Posted in Articles, Europe, Family/Parenting, History, Media Archive on 2010-09-14 19:22Z by Steven

What’s in a Name? Mixed-Race Families and Resistance to Racial Codification in Eighteenth-Century France

French Historical Studies
Volume 33, Number 3 (2010)
Pages 357-385
DOI: 10.1215/00161071-2010-002

Jennifer L. Palmer, Collegiate Assistant Professor of History
University of Chicago

The Saint-Domingue planter Aimé-Benjamin Fleuriau did not simply leave colonialism behind when he returned to his hometown La Rochelle: he literally brought some of its complications with him. Five of his mixed-race children by his former slave Jeanne arrived with or soon after their white father. The very existence of this family complicated an increasingly easy equation between blackness and slavery, and for both the planter and his children, family ties shaped their experience of race and status. In the midst of growing racial paranoia in France and legislation that regulated all people of color, Fleuriau and his daughter Marie-Jeanne privileged family over race as a means of carving out a position of autonomy for themselves in French society, albeit in very different ways and for very different reasons. In doing so, they shaped what the category “family” meant in France.

Aimé-Benjamin Fleuriau, ex–résident blanc de Saint-Domingue, au lieu d’abandonner le colonialisme après son retour à La Rochelle, a rapporté avec lui certaines des complications coloniales.
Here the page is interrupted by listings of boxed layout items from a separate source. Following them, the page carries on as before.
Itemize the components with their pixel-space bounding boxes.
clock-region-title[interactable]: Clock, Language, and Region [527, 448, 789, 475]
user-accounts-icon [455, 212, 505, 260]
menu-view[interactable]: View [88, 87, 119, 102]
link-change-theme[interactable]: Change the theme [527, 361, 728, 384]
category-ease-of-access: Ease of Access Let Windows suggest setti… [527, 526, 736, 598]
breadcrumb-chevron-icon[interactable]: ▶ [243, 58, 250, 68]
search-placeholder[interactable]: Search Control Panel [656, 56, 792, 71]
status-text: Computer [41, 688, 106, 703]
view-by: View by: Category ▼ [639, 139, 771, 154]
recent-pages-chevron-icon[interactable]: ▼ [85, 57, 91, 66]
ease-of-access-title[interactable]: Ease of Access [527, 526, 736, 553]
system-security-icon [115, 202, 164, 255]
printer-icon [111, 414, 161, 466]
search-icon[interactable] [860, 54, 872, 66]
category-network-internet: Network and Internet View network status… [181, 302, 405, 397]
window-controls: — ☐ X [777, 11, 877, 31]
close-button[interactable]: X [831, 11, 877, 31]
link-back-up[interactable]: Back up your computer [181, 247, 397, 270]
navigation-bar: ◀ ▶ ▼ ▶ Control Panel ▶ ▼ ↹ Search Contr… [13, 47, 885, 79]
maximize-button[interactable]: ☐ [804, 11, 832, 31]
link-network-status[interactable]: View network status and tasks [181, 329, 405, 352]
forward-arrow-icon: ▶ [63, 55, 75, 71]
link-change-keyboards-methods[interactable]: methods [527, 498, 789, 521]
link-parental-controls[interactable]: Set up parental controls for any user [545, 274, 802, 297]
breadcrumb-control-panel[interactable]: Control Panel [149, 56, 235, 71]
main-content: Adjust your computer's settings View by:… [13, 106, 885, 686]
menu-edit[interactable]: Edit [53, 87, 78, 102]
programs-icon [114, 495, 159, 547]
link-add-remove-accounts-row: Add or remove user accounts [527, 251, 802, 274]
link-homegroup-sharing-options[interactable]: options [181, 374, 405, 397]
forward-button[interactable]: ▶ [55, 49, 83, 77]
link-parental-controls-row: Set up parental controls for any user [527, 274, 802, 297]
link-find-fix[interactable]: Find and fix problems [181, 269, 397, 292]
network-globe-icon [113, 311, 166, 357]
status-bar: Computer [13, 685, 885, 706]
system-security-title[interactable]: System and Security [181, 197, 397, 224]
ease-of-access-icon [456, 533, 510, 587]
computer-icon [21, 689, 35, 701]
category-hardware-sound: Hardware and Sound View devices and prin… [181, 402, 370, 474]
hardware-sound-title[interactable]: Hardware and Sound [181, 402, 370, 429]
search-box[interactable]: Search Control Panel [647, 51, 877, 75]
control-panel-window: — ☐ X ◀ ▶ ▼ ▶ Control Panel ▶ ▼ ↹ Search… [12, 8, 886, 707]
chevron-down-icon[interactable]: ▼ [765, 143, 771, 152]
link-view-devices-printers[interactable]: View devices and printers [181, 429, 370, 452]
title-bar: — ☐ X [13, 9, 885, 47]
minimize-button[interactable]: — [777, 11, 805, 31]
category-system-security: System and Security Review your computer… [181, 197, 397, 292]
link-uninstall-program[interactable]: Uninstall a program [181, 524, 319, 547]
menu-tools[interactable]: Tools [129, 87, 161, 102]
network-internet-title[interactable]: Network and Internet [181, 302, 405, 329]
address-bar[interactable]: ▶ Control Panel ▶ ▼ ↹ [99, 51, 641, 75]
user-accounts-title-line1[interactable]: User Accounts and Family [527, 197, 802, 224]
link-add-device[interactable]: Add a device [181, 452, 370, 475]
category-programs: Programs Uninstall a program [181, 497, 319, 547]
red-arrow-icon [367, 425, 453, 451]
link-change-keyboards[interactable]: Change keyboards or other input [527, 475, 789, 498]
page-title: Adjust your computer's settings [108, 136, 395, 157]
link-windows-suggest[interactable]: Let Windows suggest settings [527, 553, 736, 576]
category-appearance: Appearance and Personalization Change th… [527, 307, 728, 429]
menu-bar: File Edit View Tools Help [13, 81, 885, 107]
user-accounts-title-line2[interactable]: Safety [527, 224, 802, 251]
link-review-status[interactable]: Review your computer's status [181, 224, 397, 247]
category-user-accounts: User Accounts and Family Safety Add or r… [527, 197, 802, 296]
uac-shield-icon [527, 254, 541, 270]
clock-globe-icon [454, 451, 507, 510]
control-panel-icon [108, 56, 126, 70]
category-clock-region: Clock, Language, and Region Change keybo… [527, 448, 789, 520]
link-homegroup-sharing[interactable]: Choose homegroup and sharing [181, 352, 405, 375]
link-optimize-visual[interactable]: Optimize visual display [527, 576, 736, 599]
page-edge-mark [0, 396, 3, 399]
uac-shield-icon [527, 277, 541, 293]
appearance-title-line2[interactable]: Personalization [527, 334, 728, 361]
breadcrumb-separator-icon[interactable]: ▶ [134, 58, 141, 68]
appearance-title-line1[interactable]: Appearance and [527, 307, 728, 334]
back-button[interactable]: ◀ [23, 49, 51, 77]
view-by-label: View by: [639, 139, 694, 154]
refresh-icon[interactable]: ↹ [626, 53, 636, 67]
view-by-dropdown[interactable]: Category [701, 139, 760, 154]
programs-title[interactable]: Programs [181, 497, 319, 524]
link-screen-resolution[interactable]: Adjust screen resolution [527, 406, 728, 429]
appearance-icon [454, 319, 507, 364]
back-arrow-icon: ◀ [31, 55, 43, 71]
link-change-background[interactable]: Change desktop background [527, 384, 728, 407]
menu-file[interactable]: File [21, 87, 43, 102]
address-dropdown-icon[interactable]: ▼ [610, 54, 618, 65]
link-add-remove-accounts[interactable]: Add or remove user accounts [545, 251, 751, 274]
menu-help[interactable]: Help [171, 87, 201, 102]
Cinq des enfants métisses qu’il a eus avec son ancienne esclave Jeanne sont arrivés avec lui, ou peu après. L’existence même de cette famille a compliqué le lien évident entre la négritude et l’esclavage. Pour le planteur et ses enfants les liens familiaux ont informé leur manière d’assumer leur race et leur position sociale. Au milieu de la paranoïa raciale croissante en France au dixhuitième siècle et la législation qui réglementait tous gens de couleur, Fleuriau et sa fille Marie-Jeanne ont privilégié les liens familiaux plutôt que raciaux afin de créer une position d’autonomie dans la société française, bien que par des moyens et pour des raisons très différents. Ils ont ainsi façonné la catégorie « famille » en France.